Rudmania krohni is a species of colorful sea slug, a dorid nudibranch, a marine gastropod mollusc in the family Chromodorididae. This species occurs in European waters (from France to the Canary Islands) and in the Mediterranean Sea (Greece). The specific name krohni was in honour of Russian zoologist August David Krohn.

==Description==
This nudibranch can reach a maximum length of 30 mm but a more normal adult size is 15 mm. The colouring is quite variable; the basic colour is pink, mauve or purple with an iridescent border of pale blue or mauve and an outer border of yellow. The dorsal surface bears three longitudinal, white or yellow lines, sometimes continuous and sometimes interrupted and usually slightly raised.
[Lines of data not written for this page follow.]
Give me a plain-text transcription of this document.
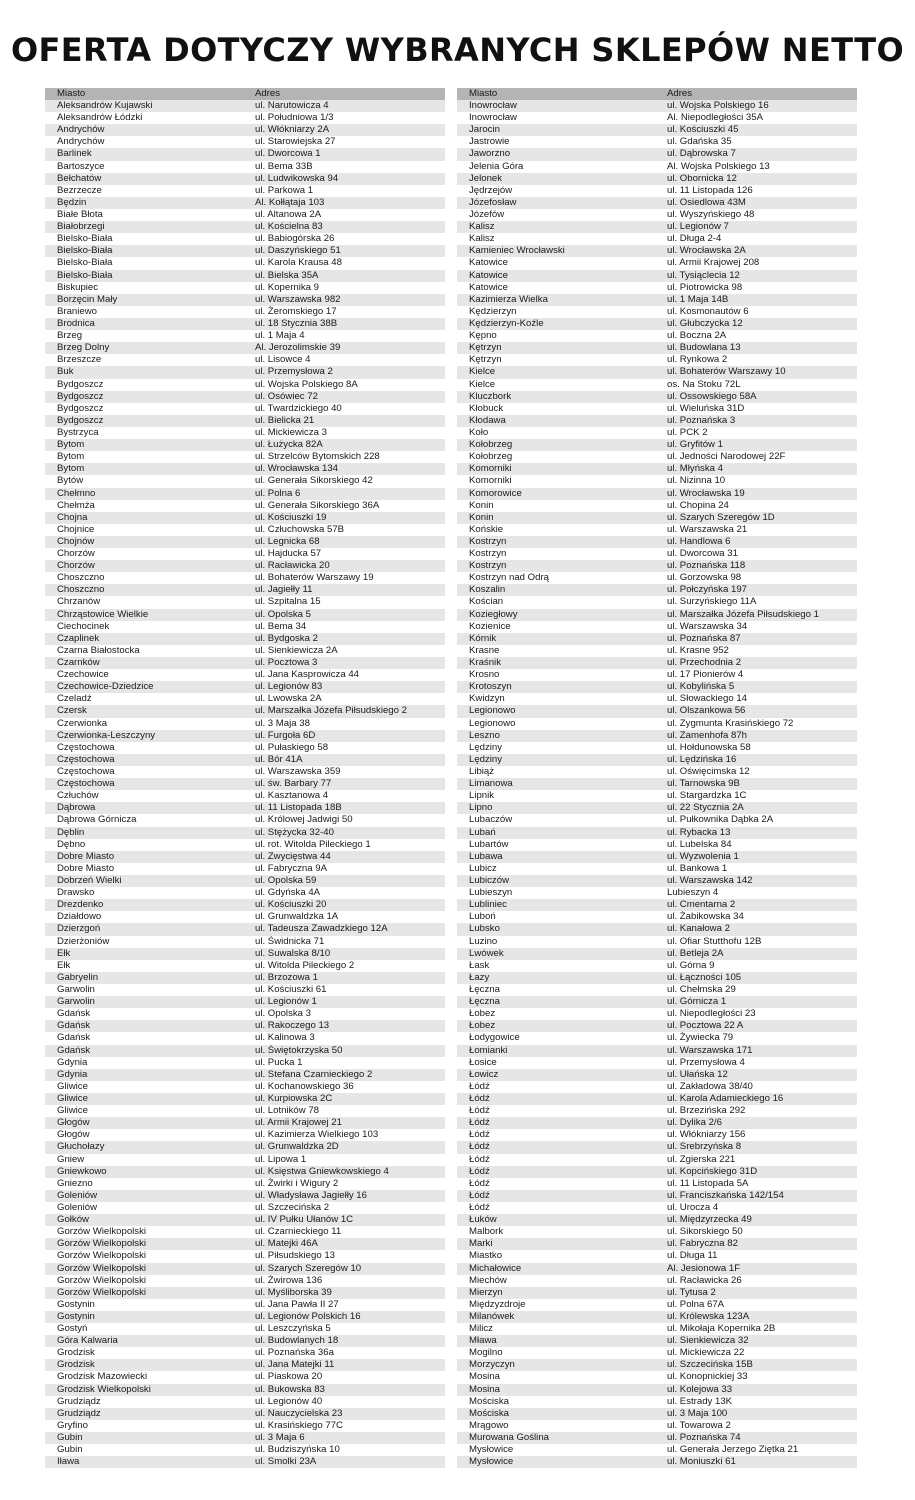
OFERTA DOTYCZY WYBRANYCH SKLEPÓW NETTO
Miasto	Adres
Aleksandrów Kujawski	ul. Narutowicza 4
Aleksandrów Łódzki	ul. Południowa 1/3
Andrychów	ul. Włókniarzy 2A
Andrychów	ul. Starowiejska 27
Barlinek	ul. Dworcowa 1
Bartoszyce	ul. Bema 33B
Bełchatów	ul. Ludwikowska 94
Bezrzecze	ul. Parkowa 1
Będzin	Al. Kołłątaja 103
Białe Błota	ul. Altanowa 2A
Białobrzegi	ul. Kościelna 83
Bielsko-Biała	ul. Babiogórska 26
Bielsko-Biała	ul. Daszyńskiego 51
Bielsko-Biała	ul. Karola Krausa 48
Bielsko-Biała	ul. Bielska 35A
Biskupiec	ul. Kopernika 9
Borzęcin Mały	ul. Warszawska 982
Braniewo	ul. Żeromskiego 17
Brodnica	ul. 18 Stycznia 38B
Brzeg	ul. 1 Maja 4
Brzeg Dolny	Al. Jerozolimskie 39
Brzeszcze	ul. Lisowce 4
Buk	ul. Przemysłowa 2
Bydgoszcz	ul. Wojska Polskiego 8A
Bydgoszcz	ul. Osówiec 72
Bydgoszcz	ul. Twardzickiego 40
Bydgoszcz	ul. Bielicka 21
Bystrzyca	ul. Mickiewicza 3
Bytom	ul. Łużycka 82A
Bytom	ul. Strzelców Bytomskich 228
Bytom	ul. Wrocławska 134
Bytów	ul. Generała Sikorskiego 42
Chełmno	ul. Polna 6
Chełmża	ul. Generała Sikorskiego 36A
Chojna	ul. Kościuszki 19
Chojnice	ul. Człuchowska 57B
Chojnów	ul. Legnicka 68
Chorzów	ul. Hajducka 57
Chorzów	ul. Racławicka 20
Choszczno	ul. Bohaterów Warszawy 19
Choszczno	ul. Jagiełły 11
Chrzanów	ul. Szpitalna 15
Chrząstowice Wielkie	ul. Opolska 5
Ciechocinek	ul. Bema 34
Czaplinek	ul. Bydgoska 2
Czarna Białostocka	ul. Sienkiewicza 2A
Czarnków	ul. Pocztowa 3
Czechowice	ul. Jana Kasprowicza 44
Czechowice-Dziedzice	ul. Legionów 83
Czeladź	ul. Lwowska 2A
Czersk	ul. Marszałka Józefa Piłsudskiego 2
Czerwionka	ul. 3 Maja 38
Czerwionka-Leszczyny	ul. Furgoła 6D
Częstochowa	ul. Pułaskiego 58
Częstochowa	ul. Bór 41A
Częstochowa	ul. Warszawska 359
Częstochowa	ul. św. Barbary 77
Człuchów	ul. Kasztanowa 4
Dąbrowa	ul. 11 Listopada 18B
Dąbrowa Górnicza	ul. Królowej Jadwigi 50
Dęblin	ul. Stężycka 32-40
Dębno	ul. rot. Witolda Pileckiego 1
Dobre Miasto	ul. Zwycięstwa 44
Dobre Miasto	ul. Fabryczna 9A
Dobrzeń Wielki	ul. Opolska 59
Drawsko	ul. Gdyńska 4A
Drezdenko	ul. Kościuszki 20
Działdowo	ul. Grunwaldzka 1A
Dzierzgoń	ul. Tadeusza Zawadzkiego 12A
Dzierżoniów	ul. Świdnicka 71
Ełk	ul. Suwalska 8/10
Ełk	ul. Witolda Pileckiego 2
Gabryelin	ul. Brzozowa 1
Garwolin	ul. Kościuszki 61
Garwolin	ul. Legionów 1
Gdańsk	ul. Opolska 3
Gdańsk	ul. Rakoczego 13
Gdańsk	ul. Kalinowa 3
Gdańsk	ul. Świętokrzyska 50
Gdynia	ul. Pucka 1
Gdynia	ul. Stefana Czarnieckiego 2
Gliwice	ul. Kochanowskiego 36
Gliwice	ul. Kurpiowska 2C
Gliwice	ul. Lotników 78
Głogów	ul. Armii Krajowej 21
Głogów	ul. Kazimierza Wielkiego 103
Głuchołazy	ul. Grunwaldzka 2D
Gniew	ul. Lipowa 1
Gniewkowo	ul. Księstwa Gniewkowskiego 4
Gniezno	ul. Żwirki i Wigury 2
Goleniów	ul. Władysława Jagiełły 16
Goleniów	ul. Szczecińska 2
Gołków	ul. IV Pułku Ułanów 1C
Gorzów Wielkopolski	ul. Czarnieckiego 11
Gorzów Wielkopolski	ul. Matejki 46A
Gorzów Wielkopolski	ul. Piłsudskiego 13
Gorzów Wielkopolski	ul. Szarych Szeregów 10
Gorzów Wielkopolski	ul. Żwirowa 136
Gorzów Wielkopolski	ul. Myśliborska 39
Gostynin	ul. Jana Pawła II 27
Gostynin	ul. Legionów Polskich 16
Gostyń	ul. Leszczyńska 5
Góra Kalwaria	ul. Budowlanych 18
Grodzisk	ul. Poznańska 36a
Grodzisk	ul. Jana Matejki 11
Grodzisk Mazowiecki	ul. Piaskowa 20
Grodzisk Wielkopolski	ul. Bukowska 83
Grudziądz	ul. Legionów 40
Grudziądz	ul. Nauczycielska 23
Gryfino	ul. Krasińskiego 77C
Gubin	ul. 3 Maja 6
Gubin	ul. Budziszyńska 10
Iława	ul. Smolki 23A
Miasto	Adres
Inowrocław	ul. Wojska Polskiego 16
Inowrocław	Al. Niepodległości 35A
Jarocin	ul. Kościuszki 45
Jastrowie	ul. Gdańska 35
Jaworzno	ul. Dąbrowska 7
Jelenia Góra	Al. Wojska Polskiego 13
Jelonek	ul. Obornicka 12
Jędrzejów	ul. 11 Listopada 126
Józefosław	ul. Osiedlowa 43M
Józefów	ul. Wyszyńskiego 48
Kalisz	ul. Legionów 7
Kalisz	ul. Długa 2-4
Kamieniec Wrocławski	ul. Wrocławska 2A
Katowice	ul. Armii Krajowej 208
Katowice	ul. Tysiąclecia 12
Katowice	ul. Piotrowicka 98
Kazimierza Wielka	ul. 1 Maja 14B
Kędzierzyn	ul. Kosmonautów 6
Kędzierzyn-Koźle	ul. Głubczycka 12
Kępno	ul. Boczna 2A
Kętrzyn	ul. Budowlana 13
Kętrzyn	ul. Rynkowa 2
Kielce	ul. Bohaterów Warszawy 10
Kielce	os. Na Stoku 72L
Kluczbork	ul. Ossowskiego 58A
Kłobuck	ul. Wieluńska 31D
Kłodawa	ul. Poznańska 3
Koło	ul. PCK 2
Kołobrzeg	ul. Gryfitów 1
Kołobrzeg	ul. Jedności Narodowej 22F
Komorniki	ul. Młyńska 4
Komorniki	ul. Nizinna 10
Komorowice	ul. Wrocławska 19
Konin	ul. Chopina 24
Konin	ul. Szarych Szeregów 1D
Końskie	ul. Warszawska 21
Kostrzyn	ul. Handlowa 6
Kostrzyn	ul. Dworcowa 31
Kostrzyn	ul. Poznańska 118
Kostrzyn nad Odrą	ul. Gorzowska 98
Koszalin	ul. Połczyńska 197
Kościan	ul. Surzyńskiego 11A
Koziegłowy	ul. Marszałka Józefa Piłsudskiego 1
Kozienice	ul. Warszawska 34
Kórnik	ul. Poznańska 87
Krasne	ul. Krasne 952
Kraśnik	ul. Przechodnia 2
Krosno	ul. 17 Pionierów 4
Krotoszyn	ul. Kobylińska 5
Kwidzyn	ul. Słowackiego 14
Legionowo	ul. Olszankowa 56
Legionowo	ul. Zygmunta Krasińskiego 72
Leszno	ul. Zamenhofa 87h
Lędziny	ul. Hołdunowska 58
Lędziny	ul. Lędzińska 16
Libiąż	ul. Oświęcimska 12
Limanowa	ul. Tarnowska 9B
Lipnik	ul. Stargardzka 1C
Lipno	ul. 22 Stycznia 2A
Lubaczów	ul. Pułkownika Dąbka 2A
Lubań	ul. Rybacka 13
Lubartów	ul. Lubelska 84
Lubawa	ul. Wyzwolenia 1
Lubicz	ul. Bankowa 1
Lubiczów	ul. Warszawska 142
Lubieszyn	Lubieszyn 4
Lubliniec	ul. Cmentarna 2
Luboń	ul. Żabikowska 34
Lubsko	ul. Kanałowa 2
Luzino	ul. Ofiar Stutthofu 12B
Lwówek	ul. Betleja 2A
Łask	ul. Górna 9
Łazy	ul. Łączności 105
Łęczna	ul. Chełmska 29
Łęczna	ul. Górnicza 1
Łobez	ul. Niepodległości 23
Łobez	ul. Pocztowa 22 A
Łodygowice	ul. Żywiecka 79
Łomianki	ul. Warszawska 171
Łosice	ul. Przemysłowa 4
Łowicz	ul. Ułańska 12
Łódź	ul. Zakładowa 38/40
Łódź	ul. Karola Adamieckiego 16
Łódź	ul. Brzezińska 292
Łódź	ul. Dylika 2/6
Łódź	ul. Włókniarzy 156
Łódź	ul. Srebrzyńska 8
Łódź	ul. Zgierska 221
Łódź	ul. Kopcińskiego 31D
Łódź	ul. 11 Listopada 5A
Łódź	ul. Franciszkańska 142/154
Łódź	ul. Urocza 4
Łuków	ul. Międzyrzecka 49
Malbork	ul. Sikorskiego 50
Marki	ul. Fabryczna 82
Miastko	ul. Długa 11
Michałowice	Al. Jesionowa 1F
Miechów	ul. Racławicka 26
Mierzyn	ul. Tytusa 2
Międzyzdroje	ul. Polna 67A
Milanówek	ul. Królewska 123A
Milicz	ul. Mikołaja Kopernika 2B
Mława	ul. Sienkiewicza 32
Mogilno	ul. Mickiewicza 22
Morzyczyn	ul. Szczecińska 15B
Mosina	ul. Konopnickiej 33
Mosina	ul. Kolejowa 33
Mościska	ul. Estrady 13K
Mościska	ul. 3 Maja 100
Mrągowo	ul. Towarowa 2
Murowana Goślina	ul. Poznańska 74
Mysłowice	ul. Generała Jerzego Ziętka 21
Mysłowice	ul. Moniuszki 61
These unite at the posterior end near where the purple branchial plumes project from the surface forming a ring around the anus. There is often a pattern of yellow spots between the lines. At the anterior end, the rhinophores are deep purple and lamellar, with 12 to 20 gills. Both rhinophores and branchial plumes can be retracted if the animal is disturbed.

==Distribution==
Rudmania krohni is native to the eastern Atlantic Ocean and the Mediterranean Sea. In the Atlantic Ocean its range extends from the British Isles as far south as Cape Verde. It feeds on sponges and is to be found in habitats where suitable sponges grow, at depths ranging from 5 to 30 m.

==Ecology==
Rudmania krohni feeds on sponges in the genus Ircinia, or sometimes on the crumb-of-bread sponge (Hymeniacidon sanguinea), grinding off fragments with its radula; the bright colours and conspicuous appearance of these nudibranchs comes from the pigments and toxins they sequester from the sponge tissues, and indicate to potential predators that they are distasteful, an example of aposematism. Nudibranchs are hermaphrodites, having a set of both male and female reproductive organs. A pair will line up with their right sides adjacent, and each pass a spermatophore (bundle of sperm) to the other. The eggs are laid in a gelatinous spiral on the substrate, some time between April and September. The larvae are planktonic.